Recipe Card

Sweetheart Raspberry Tart


  • 1 x 500g block Jus-Rol Shortcrust Pastry
  • A little flour
  • 350g raspberry jam
  • 250g raspberries
  • 1 tbsp cornflour
  • 50g icing sugar
  • 1 tsp ground cinnamon

Equipment required

  • Rolling Pin
  • 20cm round, loose-bottomed tart tin
  • Foil or greaseproof paper
  • Baking Beans
  • Heart-shaped cutter
  • Saucepan


  1. Preheat the oven to 180°C (160°C fan oven) Gas Mark 4. Roll out two-thirds of the pastry on a lightly floured surface until big enough to line a shallow, 20cm loose-bottomed tart tin. Trim the edges to neaten. Line the pastry with foil or greaseproof paper, fill with baking beans and bake for 25 minutes.

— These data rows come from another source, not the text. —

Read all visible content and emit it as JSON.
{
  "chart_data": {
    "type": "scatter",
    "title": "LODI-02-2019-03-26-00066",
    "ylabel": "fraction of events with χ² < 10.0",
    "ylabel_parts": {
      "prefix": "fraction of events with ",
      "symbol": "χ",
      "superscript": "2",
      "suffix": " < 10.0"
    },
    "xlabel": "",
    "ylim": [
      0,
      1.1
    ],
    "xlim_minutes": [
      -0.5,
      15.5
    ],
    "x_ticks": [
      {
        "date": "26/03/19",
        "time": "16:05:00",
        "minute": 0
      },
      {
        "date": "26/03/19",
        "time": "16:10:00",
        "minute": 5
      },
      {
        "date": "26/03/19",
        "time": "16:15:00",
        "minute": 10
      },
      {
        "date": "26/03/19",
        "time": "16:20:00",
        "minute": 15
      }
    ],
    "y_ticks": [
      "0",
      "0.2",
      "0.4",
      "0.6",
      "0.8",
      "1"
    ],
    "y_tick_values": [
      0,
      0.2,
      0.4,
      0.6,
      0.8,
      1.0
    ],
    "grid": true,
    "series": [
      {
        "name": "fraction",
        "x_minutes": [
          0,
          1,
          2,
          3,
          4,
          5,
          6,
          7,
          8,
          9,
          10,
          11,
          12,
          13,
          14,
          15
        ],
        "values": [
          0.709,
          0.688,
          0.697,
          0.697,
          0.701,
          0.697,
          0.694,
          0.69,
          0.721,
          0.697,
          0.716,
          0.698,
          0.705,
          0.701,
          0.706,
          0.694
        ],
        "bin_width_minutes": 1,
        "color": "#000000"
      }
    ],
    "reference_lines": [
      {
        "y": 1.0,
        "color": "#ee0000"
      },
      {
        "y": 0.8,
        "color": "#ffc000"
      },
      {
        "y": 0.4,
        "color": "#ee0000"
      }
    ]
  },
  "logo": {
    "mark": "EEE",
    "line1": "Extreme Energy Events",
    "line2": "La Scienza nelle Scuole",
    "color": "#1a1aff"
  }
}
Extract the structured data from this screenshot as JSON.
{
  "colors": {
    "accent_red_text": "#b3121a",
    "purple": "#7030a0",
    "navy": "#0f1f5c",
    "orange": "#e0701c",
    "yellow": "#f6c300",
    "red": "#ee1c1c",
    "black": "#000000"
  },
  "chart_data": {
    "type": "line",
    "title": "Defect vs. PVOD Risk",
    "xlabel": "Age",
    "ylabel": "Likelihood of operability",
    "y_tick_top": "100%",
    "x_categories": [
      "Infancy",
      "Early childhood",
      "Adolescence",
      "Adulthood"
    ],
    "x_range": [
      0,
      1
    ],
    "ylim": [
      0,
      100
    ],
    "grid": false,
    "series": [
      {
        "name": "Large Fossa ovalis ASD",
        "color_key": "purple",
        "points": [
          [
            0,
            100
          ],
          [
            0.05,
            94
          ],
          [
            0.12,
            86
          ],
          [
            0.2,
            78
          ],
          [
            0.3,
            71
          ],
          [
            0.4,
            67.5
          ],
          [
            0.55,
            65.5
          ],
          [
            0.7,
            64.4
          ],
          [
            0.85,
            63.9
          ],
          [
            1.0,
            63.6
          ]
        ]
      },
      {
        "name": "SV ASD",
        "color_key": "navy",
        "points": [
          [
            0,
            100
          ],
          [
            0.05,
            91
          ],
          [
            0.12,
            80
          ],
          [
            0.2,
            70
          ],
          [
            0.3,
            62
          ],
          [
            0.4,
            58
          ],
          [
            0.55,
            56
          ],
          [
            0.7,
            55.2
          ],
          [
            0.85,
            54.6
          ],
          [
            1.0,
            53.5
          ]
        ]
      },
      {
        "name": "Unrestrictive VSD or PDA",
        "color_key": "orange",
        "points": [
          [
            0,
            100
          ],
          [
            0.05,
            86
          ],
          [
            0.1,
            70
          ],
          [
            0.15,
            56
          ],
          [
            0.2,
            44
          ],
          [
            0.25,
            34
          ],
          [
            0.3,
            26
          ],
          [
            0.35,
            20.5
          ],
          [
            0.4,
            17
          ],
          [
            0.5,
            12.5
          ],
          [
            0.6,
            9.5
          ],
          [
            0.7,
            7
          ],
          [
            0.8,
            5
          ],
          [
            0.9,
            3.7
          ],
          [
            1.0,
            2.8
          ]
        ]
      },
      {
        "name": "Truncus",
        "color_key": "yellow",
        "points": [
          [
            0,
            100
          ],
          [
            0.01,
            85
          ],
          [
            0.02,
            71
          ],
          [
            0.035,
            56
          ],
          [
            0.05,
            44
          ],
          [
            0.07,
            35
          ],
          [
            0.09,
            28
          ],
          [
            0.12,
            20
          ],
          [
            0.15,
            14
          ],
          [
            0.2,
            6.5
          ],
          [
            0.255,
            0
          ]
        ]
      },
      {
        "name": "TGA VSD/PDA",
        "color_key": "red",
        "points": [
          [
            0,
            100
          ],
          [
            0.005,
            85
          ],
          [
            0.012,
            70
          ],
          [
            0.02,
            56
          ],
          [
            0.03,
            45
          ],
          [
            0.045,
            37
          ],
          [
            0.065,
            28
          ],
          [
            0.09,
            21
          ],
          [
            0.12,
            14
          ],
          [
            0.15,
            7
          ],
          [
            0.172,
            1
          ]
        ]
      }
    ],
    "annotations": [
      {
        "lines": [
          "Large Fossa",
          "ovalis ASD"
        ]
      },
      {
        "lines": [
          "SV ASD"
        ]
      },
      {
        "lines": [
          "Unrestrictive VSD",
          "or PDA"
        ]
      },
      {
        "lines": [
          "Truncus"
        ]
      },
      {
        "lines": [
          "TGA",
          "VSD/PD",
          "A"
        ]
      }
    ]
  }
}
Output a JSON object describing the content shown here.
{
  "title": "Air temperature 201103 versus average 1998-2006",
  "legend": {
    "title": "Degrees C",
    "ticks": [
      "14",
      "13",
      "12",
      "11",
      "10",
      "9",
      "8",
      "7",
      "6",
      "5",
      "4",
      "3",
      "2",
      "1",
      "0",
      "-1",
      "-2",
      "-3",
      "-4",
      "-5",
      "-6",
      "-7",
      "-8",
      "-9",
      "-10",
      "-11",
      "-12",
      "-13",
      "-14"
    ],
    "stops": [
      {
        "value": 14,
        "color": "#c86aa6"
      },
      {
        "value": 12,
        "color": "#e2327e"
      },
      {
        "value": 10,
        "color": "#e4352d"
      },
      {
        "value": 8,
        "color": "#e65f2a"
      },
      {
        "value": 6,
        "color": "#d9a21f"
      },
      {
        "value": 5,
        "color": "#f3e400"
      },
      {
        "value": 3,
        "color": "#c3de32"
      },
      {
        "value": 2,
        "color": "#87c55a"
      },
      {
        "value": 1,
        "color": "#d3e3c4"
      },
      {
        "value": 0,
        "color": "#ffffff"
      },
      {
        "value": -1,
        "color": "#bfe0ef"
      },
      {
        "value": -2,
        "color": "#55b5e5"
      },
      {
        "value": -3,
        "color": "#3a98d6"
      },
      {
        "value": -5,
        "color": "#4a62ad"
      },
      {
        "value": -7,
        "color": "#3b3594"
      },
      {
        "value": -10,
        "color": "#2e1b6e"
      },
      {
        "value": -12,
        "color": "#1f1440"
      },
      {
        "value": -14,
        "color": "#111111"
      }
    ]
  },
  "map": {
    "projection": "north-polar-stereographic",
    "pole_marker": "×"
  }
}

Remove the paper and beans and cook for 10 minutes more until golden.
  2. Mix the raspberry jam and raspberries with the cornflour, and spread over the tart.
  3. Roll out the remaining pastry and use a heart-shaped cutter to stamp out lots of hearts. Dot them all over the top and put back in the oven for 20 minutes until the pastry hearts are golden. Dust with the icing sugar mixed with cinnamon and bake for 3 minutes more. Lift from the tin, dust with more of the icing sugar and enjoy cold.